On moral and social hypochondria - Susan Neiman in NYRB:
‘Wokeness is hard to define because it’s an incoherent concept, built on a contradiction between feeling and thought. It’s fueled by emotions traditionally held by the left. When in doubt, stand by those on the margins: the tired, the poor, the hungry, those yearning to breathe free. Those emotions, however, are undermined by beliefs that have traditionally belonged to the right. What are called identity politics—misleadingly, since they reduce our rich and various identities to our ethnic and gender origins—assume that you will have real connections and deep obligations only to those who belong to your own tribe, though others may be useful as allies. Calls for justice are sometimes viewed as liberal attempts to impose (Eurocentric) values on others; anyone who claims to be acting for the sake of a universal humanity is deceptive.’
(…)
‘Rieff wisely doesn’t try to define wokeness, but with fierce wit and a fine balance between anecdote and argument, he presents telling examples of the sort of thing many of us usually excoriate in private, sotto voce, after a glass of wine. For instance, there are many things short of giving back the continent that could be done to improve the lives of Native Americans. Solemnly reciting a land acknowledgment is not one of them. Rieff writes, “The performative guilt of today’s professional managerial class bears the same relationship to real shame and real guilt as Astro Turf does to grass.”’
(…)
‘Only the French philosopher of science Bruno Latour has been self-reflective enough to offer a public mea culpa for his own contributions to public distrust of matters of fact.
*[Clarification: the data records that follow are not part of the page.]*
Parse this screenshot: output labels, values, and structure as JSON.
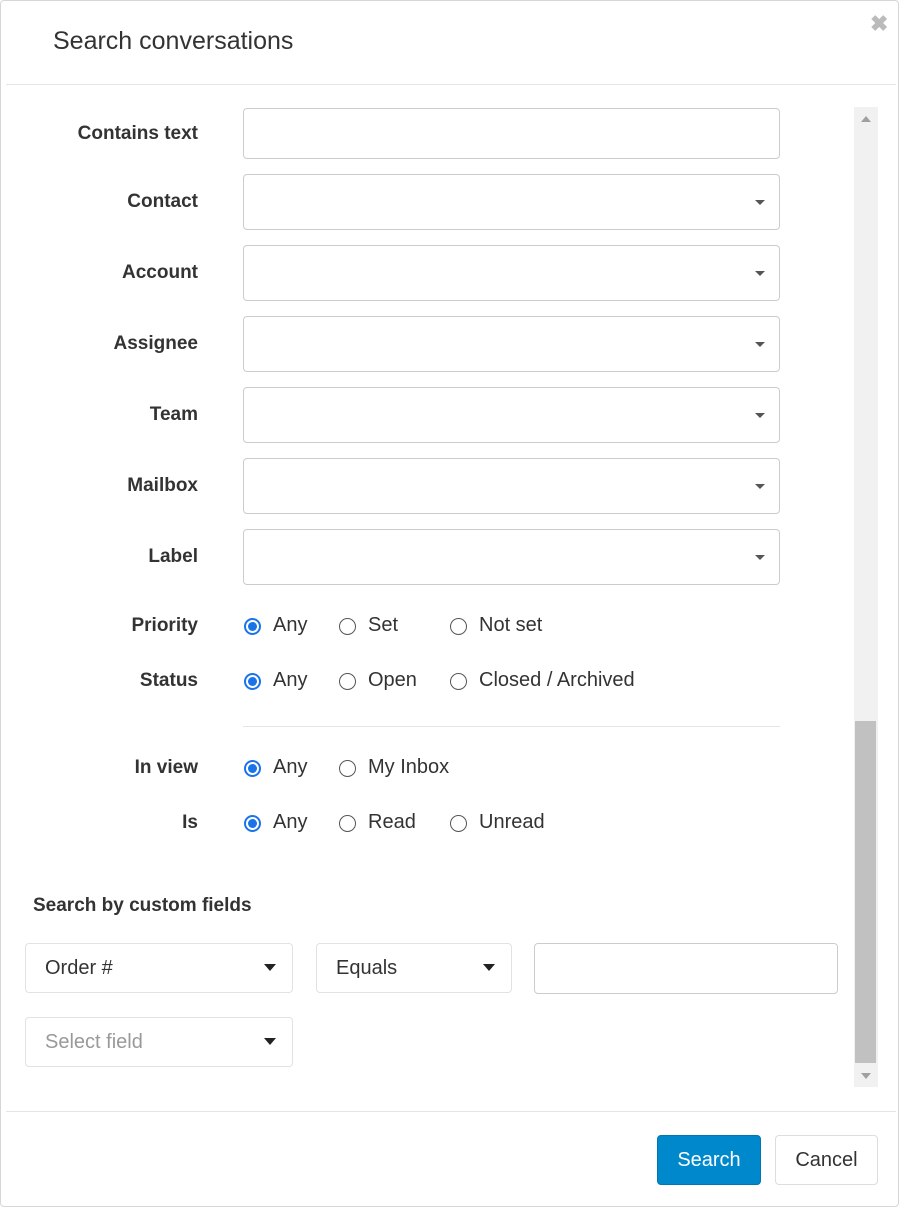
{
  "dialog": {
    "title": "Search conversations",
    "close_icon": "close-icon"
  },
  "fields": [
    {
      "label": "Contains text",
      "type": "text",
      "value": ""
    },
    {
      "label": "Contact",
      "type": "select",
      "value": ""
    },
    {
      "label": "Account",
      "type": "select",
      "value": ""
    },
    {
      "label": "Assignee",
      "type": "select",
      "value": ""
    },
    {
      "label": "Team",
      "type": "select",
      "value": ""
    },
    {
      "label": "Mailbox",
      "type": "select",
      "value": ""
    },
    {
      "label": "Label",
      "type": "select",
      "value": ""
    }
  ],
  "radios": [
    {
      "label": "Priority",
      "options": [
        "Any",
        "Set",
        "Not set"
      ],
      "selected": "Any"
    },
    {
      "label": "Status",
      "options": [
        "Any",
        "Open",
        "Closed / Archived"
      ],
      "selected": "Any"
    },
    {
      "label": "In view",
      "options": [
        "Any",
        "My Inbox"
      ],
      "selected": "Any"
    },
    {
      "label": "Is",
      "options": [
        "Any",
        "Read",
        "Unread"
      ],
      "selected": "Any"
    }
  ],
  "custom": {
    "heading": "Search by custom fields",
    "field": "Order #",
    "operator": "Equals",
    "value": "",
    "new_field_placeholder": "Select field"
  },
  "footer": {
    "search": "Search",
    "cancel": "Cancel"
  },
  "colors": {
    "primary": "#0088cc",
    "radio": "#1a73e8"
  }
}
With Republicans using scientific uncertainties to oppose vaccines or measures addressing the climate crisis, he wondered if he had been wrong to help invent the field known as science studies, which emphasizes the political and social dimensions of science. “What’s the real difference,” Latour wrote in 2004, between conspiracists and a popularized, that is a teachable version of social critique inspired by a too quick reading of, let’s say, a sociologist as eminent as Pierre Bourdieu…? In both cases, you have to learn to become suspicious of everything people say…. Of course conspiracy theories are an absurd deformation of our own arguments, but, like weapons smuggled through a fuzzy border to the wrong party, these are our weapons nonetheless.’
(…)
‘But he also notes that the usual markers of class, like having a relation to high culture, no longer mean anything. So why think that substituting class essentialism for racial essentialism is a winning strategy? It’s increasingly clear that great inequalities of income and wealth poison our societies as well as the earth itself, but reducing human beings to their class identities is even more senseless than any other form of identitarianism. I’m skeptical about reviving the notion of class just at the moment when Ph.D.s may drive Ubers for millionaires who do not read. If the concept of class was clearer in Marx’s day, it’s barely recognizable in ours.’
(…)
‘The right is not wrong, Rieff writes, to see Disney as woke. His problem is not Disney’s adoption of what’s called inclusive language but the fact that “as long as these underrepresented groups are represented, the identitarian left has little to say about the nature of Disney’s product.” Whether you object to Disney’s hidden imperialism or simply to its ability to flatten every human emotion into treacly kitsch, you’re unlikely to sharpen the skills needed to criticize its movies at a contemporary university.’
(…)
‘According to Harris’s main super PAC, Future Forward, Trump’s antitrans ads, broadcast shortly before the election, shifted the race in his favor by 2.7 percent for voters who watched them. Harris lost the popular vote by 1.5 percentage points. Most events, like this election, have more than one cause, but “Kamala is for they/them” was a fiendishly clever pitch.’
(…)
‘The new normal, he says, is utter fragility: “Ours is an age in which people routinely, even ritualistically, speak of feeling unsafe when in fact what they are is offended…. This is why Woke is, at its core, an expression of moral and social hypochondria.” Rieff hints at but doesn’t explicate the connection between this observation and his claim that “we now live in a culture in which not to consider yourself a victim is a pathology…or else, whether you realize it or not, or are willing to admit it or not, it is to be an oppressor.”’
(…)
‘Still, many progressives seem to believe that symbolic struggles can be a force of resistance to this administration. No serious opposition is possible without a movement that disentangles left from woke. In strengthening such a movement, Rieff’s book will prove a valuable tool.’
Read the article here.
The moral and social hypochondria have an origin, the vulgarization of the remembrance culture of the Holocaust. This remembrance culture was so successful that in the end everybody wanted to have his or her own Holocaust.
And yes, a culture based on keeping the trauma alive will be a dangerous culture, dangerous for people of the own tribe, dangerous for others.
Latour (sometimes) liked to make himself more important than he is. Even without Latour and Foucault people would have found reasons and ways to distrust the elite and their truths.
Symbolic struggles can be useful and important, in the end often they just undermine the cause they are claiming to be fighting for.